Annette Rippert is a managing director at Accenture Federal Services who leads Accenture's cloud and mobility business. ()
Today, digital technology drives our connections. These connections extend beyond friends and followers on popular social media channels, to businesses and, increasingly , to the business of government.
This digital impact is causing a monumental government shift. Boundaries are blurring in many dimensions, not only between IT leaders and their business colleagues, but between digital assets and physical resources, and between enterprises and customers, suppliers and consumers. IT strategy and business strategy are now inseparable.
This shift towards the integration of digital and business presents federal agencies with the opportunity to improve efficiency of operations or better serve their customer base –citizens—by leveraging digital technology.
We already see this intersection in our personal lives. When I work out, I listen to music on an mp3 player, I wear a heart rate meter to coordinate with my treadmill while my wristband activity monitor gathers data. These gadgets allow me to track exercise, better understand my own performance, and push myself to run harder or longer. My personal bests are shared online with my sisters who applaud me and encourage me to keep going. The digital-physical blur is helping me to stay on top of my health. And, according to Cisco, by 2018 there will be 177 million wearable devices globally, growing eight-fold from 22 million in 2013. Imagine this same technology being used to improve military health.
The physical world is coming online as objects, devices and machines acquire more digital intelligence. Anew layer of connected intelligence is emerging that augments the actions of individuals, automates processes, and incorporates digitally empowered machines into our lives, increasing insight into and control over the tangible world.
This digital-physical blur empowers citizens to become better informed and better equipped to influence the ways they experience government services. On the flip side, real-time connections to the needs and desires of citizens allow agencies to act and react with speed and intelligence. The integration of digital tools and connections makes it possible for federal agencies to respond to their customers with greater speed, flexibility and accuracy.
In order to chase these new opportunities, federal agencies must rethink how they engage customers and run their businesses in a digital-physical world. The way people interact with the world around them is changing. Digital technologies offer new decision-making experiences—from selecting a restaurant in a new neighborhood to paying taxes and managing healthcare.

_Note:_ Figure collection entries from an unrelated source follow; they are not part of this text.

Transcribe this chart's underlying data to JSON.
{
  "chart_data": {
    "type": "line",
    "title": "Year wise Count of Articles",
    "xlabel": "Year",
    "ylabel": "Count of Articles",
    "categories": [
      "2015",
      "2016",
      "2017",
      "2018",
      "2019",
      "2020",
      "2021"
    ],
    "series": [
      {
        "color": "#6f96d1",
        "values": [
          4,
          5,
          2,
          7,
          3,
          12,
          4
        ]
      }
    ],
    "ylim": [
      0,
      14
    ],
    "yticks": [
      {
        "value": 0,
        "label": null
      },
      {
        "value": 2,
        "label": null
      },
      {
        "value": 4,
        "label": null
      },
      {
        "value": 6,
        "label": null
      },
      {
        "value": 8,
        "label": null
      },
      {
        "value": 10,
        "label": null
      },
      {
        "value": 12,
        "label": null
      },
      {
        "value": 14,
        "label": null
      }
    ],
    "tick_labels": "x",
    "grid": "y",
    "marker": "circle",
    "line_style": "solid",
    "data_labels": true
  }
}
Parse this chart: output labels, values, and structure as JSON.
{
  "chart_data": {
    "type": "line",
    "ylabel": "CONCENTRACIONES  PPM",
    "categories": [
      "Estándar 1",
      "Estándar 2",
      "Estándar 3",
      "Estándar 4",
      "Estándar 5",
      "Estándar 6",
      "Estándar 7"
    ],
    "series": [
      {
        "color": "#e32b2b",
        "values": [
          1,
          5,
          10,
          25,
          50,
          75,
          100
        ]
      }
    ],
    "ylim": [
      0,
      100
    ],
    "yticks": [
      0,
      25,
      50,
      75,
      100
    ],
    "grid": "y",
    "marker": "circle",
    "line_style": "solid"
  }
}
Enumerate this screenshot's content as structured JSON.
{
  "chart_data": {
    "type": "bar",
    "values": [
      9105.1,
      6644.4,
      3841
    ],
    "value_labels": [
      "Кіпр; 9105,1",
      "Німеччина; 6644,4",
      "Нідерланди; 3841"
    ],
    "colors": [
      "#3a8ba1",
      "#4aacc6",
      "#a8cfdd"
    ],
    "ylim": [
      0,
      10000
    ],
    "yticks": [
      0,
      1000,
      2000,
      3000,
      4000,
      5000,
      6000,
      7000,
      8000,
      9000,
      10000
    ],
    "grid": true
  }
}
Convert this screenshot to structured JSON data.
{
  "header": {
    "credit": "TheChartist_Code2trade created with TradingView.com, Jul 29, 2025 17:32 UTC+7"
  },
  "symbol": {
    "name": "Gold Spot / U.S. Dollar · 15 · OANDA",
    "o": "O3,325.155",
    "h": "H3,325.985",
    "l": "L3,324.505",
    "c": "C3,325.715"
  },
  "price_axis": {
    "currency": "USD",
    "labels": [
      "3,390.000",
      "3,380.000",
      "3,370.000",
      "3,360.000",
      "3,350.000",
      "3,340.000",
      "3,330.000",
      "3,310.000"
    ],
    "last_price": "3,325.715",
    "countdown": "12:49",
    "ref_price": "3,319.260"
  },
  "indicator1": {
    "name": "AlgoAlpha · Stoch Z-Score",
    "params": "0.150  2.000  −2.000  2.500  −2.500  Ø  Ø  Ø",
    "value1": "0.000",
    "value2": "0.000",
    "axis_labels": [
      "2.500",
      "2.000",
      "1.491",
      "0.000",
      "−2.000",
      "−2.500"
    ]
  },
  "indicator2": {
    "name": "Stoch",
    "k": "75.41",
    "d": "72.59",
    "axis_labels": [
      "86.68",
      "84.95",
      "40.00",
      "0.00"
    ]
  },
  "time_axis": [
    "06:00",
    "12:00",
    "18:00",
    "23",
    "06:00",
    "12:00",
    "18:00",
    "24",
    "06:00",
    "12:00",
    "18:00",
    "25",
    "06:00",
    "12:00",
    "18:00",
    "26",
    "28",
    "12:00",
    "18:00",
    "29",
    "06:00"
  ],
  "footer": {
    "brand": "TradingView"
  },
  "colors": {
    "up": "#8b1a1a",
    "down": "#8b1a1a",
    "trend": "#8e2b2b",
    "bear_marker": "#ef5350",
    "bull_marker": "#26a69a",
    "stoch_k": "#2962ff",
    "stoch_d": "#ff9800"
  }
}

The power of these decision spaces is that they give users real insights, not just information. Like in the commercial world, federal agencies must adapt to the newly empowered citizen.
Agencies have already begun using digital-physical systems to improve processes and services to taxpayers: sensors, industrial machines, cameras and other devices are creating the Internet of Things. The data generated by these intelligent devices allows agencies, organizations and citizens to evaluate trends, gain insight and loop these findings into their decision process like never before. It is estimated that more than 50 percent of analytics implementations will make use of event data streams generated from instrumental machines, applications and/or individuals –by 2017.
Government must keep up with citizen expectations for the adoption and use of digital tools.
The challenge becomes re-imagining the end-to-end delivery and experience of those processes and services. Federal agencies have an opportunity to optimize not only the experience of their customers, but to impact their own efficiency. Properly leveraging digital means both the agency and the end-user save valuable time and resources.
How will the digital-physical blur affect your agency? Chances are it will change your use of resources, change the productivity equation in the workplace and open new opportunities. Agencies that properly leverage the strengths of machines alongside the strengths of people will be tomorrow’s leaders in government.